I guess the Democrats felt that the strategy worked so well in the transportation debate, they decided to use it again against Fairfax Republicans who voted against child care funding.

Virginia Democrats said they had launched a campaign of automated phone calls to voters in Fairfax targeting GOP delegates who voted against the budget amendments.

The calls, sponsored by the Joint Democratic Caucus, are “educational for the constituents, to let them know how their delegate voted” during the worst stalemate in the legislature’s history, said Matt Mansell, director of the House Democratic Caucus. “There’s been a lot of attention paid to those Northern Virginia delegates and what they have and haven’t done for their constituents.”
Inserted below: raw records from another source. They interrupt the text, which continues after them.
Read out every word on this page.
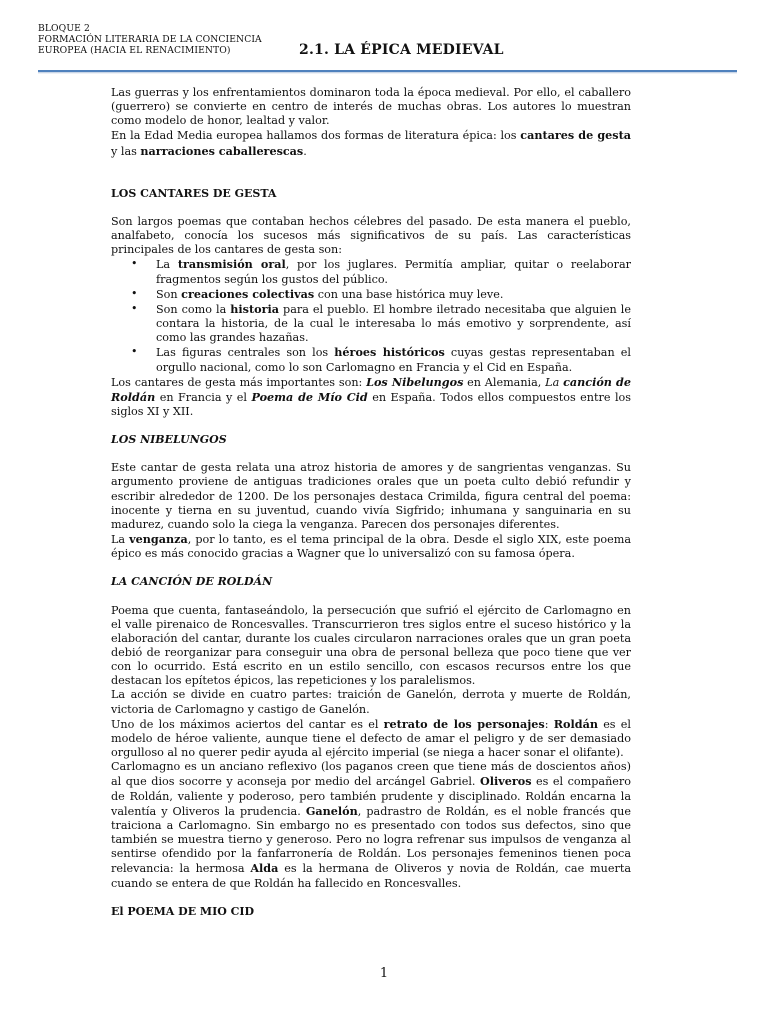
BLOQUE 2
FORMACIÓN LITERARIA DE LA CONCIENCIA
EUROPEA (HACIA EL RENACIMIENTO)	2.1. LA ÉPICA MEDIEVAL

Las guerras y los enfrentamientos dominaron toda la época medieval. Por ello, el caballero (guerrero) se convierte en centro de interés de muchas obras. Los autores lo muestran como modelo de honor, lealtad y valor.

En la Edad Media europea hallamos dos formas de literatura épica: los cantares de gesta y las narraciones caballerescas.

LOS CANTARES DE GESTA

Son largos poemas que contaban hechos célebres del pasado. De esta manera el pueblo, analfabeto, conocía los sucesos más significativos de su país. Las características principales de los cantares de gesta son:

• La transmisión oral, por los juglares. Permitía ampliar, quitar o reelaborar fragmentos según los gustos del público.
• Son creaciones colectivas con una base histórica muy leve.
• Son como la historia para el pueblo. El hombre iletrado necesitaba que alguien le contara la historia, de la cual le interesaba lo más emotivo y sorprendente, así como las grandes hazañas.
• Las figuras centrales son los héroes históricos cuyas gestas representaban el orgullo nacional, como lo son Carlomagno en Francia y el Cid en España.

Los cantares de gesta más importantes son: Los Nibelungos en Alemania, La canción de Roldán en Francia y el Poema de Mío Cid en España. Todos ellos compuestos entre los siglos XI y XII.

LOS NIBELUNGOS

Este cantar de gesta relata una atroz historia de amores y de sangrientas venganzas. Su argumento proviene de antiguas tradiciones orales que un poeta culto debió refundir y escribir alrededor de 1200. De los personajes destaca Crimilda, figura central del poema: inocente y tierna en su juventud, cuando vivía Sigfrido; inhumana y sanguinaria en su madurez, cuando solo la ciega la venganza. Parecen dos personajes diferentes.

La venganza, por lo tanto, es el tema principal de la obra. Desde el siglo XIX, este poema épico es más conocido gracias a Wagner que lo universalizó con su famosa ópera.

LA CANCIÓN DE ROLDÁN

Poema que cuenta, fantaseándolo, la persecución que sufrió el ejército de Carlomagno en el valle pirenaico de Roncesvalles. Transcurrieron tres siglos entre el suceso histórico y la elaboración del cantar, durante los cuales circularon narraciones orales que un gran poeta debió de reorganizar para conseguir una obra de personal belleza que poco tiene que ver con lo ocurrido. Está escrito en un estilo sencillo, con escasos recursos entre los que destacan los epítetos épicos, las repeticiones y los paralelismos.

La acción se divide en cuatro partes: traición de Ganelón, derrota y muerte de Roldán, victoria de Carlomagno y castigo de Ganelón.

Uno de los máximos aciertos del cantar es el retrato de los personajes: Roldán es el modelo de héroe valiente, aunque tiene el defecto de amar el peligro y de ser demasiado orgulloso al no querer pedir ayuda al ejército imperial (se niega a hacer sonar el olifante).

Carlomagno es un anciano reflexivo (los paganos creen que tiene más de doscientos años) al que dios socorre y aconseja por medio del arcángel Gabriel. Oliveros es el compañero de Roldán, valiente y poderoso, pero también prudente y disciplinado. Roldán encarna la valentía y Oliveros la prudencia. Ganelón, padrastro de Roldán, es el noble francés que traiciona a Carlomagno. Sin embargo no es presentado con todos sus defectos, sino que también se muestra tierno y generoso. Pero no logra refrenar sus impulsos de venganza al sentirse ofendido por la fanfarronería de Roldán. Los personajes femeninos tienen poca relevancia: la hermosa Alda es la hermana de Oliveros y novia de Roldán, cae muerta cuando se entera de que Roldán ha fallecido en Roncesvalles.

El POEMA DE MIO CID

1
The recording tells voters that the delegate in question “voted against child care for 1,900 low-income children” and against funding to prevent sewage from flowing into the Chesapeake Bay, a reference to a project in Lynchburg to clean water flowing into the James River.
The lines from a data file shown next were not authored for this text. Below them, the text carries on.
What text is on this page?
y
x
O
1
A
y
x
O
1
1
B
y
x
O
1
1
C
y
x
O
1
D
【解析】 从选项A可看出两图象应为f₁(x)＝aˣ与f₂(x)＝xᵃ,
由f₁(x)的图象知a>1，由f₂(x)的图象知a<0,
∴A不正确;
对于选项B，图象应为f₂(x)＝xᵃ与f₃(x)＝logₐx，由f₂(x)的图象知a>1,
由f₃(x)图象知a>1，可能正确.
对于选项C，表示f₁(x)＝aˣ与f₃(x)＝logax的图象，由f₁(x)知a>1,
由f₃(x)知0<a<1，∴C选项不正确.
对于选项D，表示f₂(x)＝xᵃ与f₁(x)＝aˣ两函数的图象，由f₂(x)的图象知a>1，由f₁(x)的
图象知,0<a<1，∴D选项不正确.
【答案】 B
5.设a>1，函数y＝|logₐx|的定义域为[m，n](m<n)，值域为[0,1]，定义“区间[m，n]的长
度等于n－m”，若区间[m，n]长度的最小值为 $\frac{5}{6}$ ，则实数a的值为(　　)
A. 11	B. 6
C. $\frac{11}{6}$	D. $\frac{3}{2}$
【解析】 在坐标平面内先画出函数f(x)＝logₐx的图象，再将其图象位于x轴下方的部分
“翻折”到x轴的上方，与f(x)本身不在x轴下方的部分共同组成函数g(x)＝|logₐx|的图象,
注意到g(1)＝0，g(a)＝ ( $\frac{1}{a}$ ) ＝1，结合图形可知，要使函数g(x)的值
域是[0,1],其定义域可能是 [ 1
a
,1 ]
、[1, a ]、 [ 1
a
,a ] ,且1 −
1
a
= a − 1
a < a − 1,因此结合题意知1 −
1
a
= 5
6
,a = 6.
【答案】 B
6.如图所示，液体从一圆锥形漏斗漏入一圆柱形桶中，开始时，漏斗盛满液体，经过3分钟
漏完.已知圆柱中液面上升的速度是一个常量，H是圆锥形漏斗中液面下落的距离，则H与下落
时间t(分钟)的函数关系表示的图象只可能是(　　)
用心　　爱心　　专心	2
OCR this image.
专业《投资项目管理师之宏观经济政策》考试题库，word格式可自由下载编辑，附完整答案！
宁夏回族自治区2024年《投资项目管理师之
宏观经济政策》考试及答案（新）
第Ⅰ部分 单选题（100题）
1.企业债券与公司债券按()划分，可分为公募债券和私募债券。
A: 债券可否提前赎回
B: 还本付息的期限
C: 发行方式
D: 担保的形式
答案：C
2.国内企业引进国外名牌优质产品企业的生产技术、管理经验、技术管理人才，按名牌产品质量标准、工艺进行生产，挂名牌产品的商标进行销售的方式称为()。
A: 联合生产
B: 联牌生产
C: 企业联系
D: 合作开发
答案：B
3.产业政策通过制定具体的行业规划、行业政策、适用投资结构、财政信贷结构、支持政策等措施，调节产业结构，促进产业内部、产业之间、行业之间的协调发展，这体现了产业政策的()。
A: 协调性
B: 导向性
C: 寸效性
Help me out here. Why would the people living in Albo’s, Hugo’s, Callahan’s districts care about low-income families? To people in those districts, they’re foreigners — in many ways. Maybe O’Brien’s (especially) and Cuccinelli’s districts have some families impacted in the far eastern regions of their districts. But is this the kind of issue that would move Republicans to pressure their own? Maybe we should ask who’s getting a cut of the robo call expenditure?

OK. Maybe polluting the Chesapeake Bay will get a rise out of some moderate Fairfax Republicans, but not many are really going to get jacked up about a sewage plant in Lynchberg?

Anyone, please enlighten me.

UPDATE: I left out Rust among the targets. With the politics of the Herndon area recently, I’m not sure how well this reverberates there, either.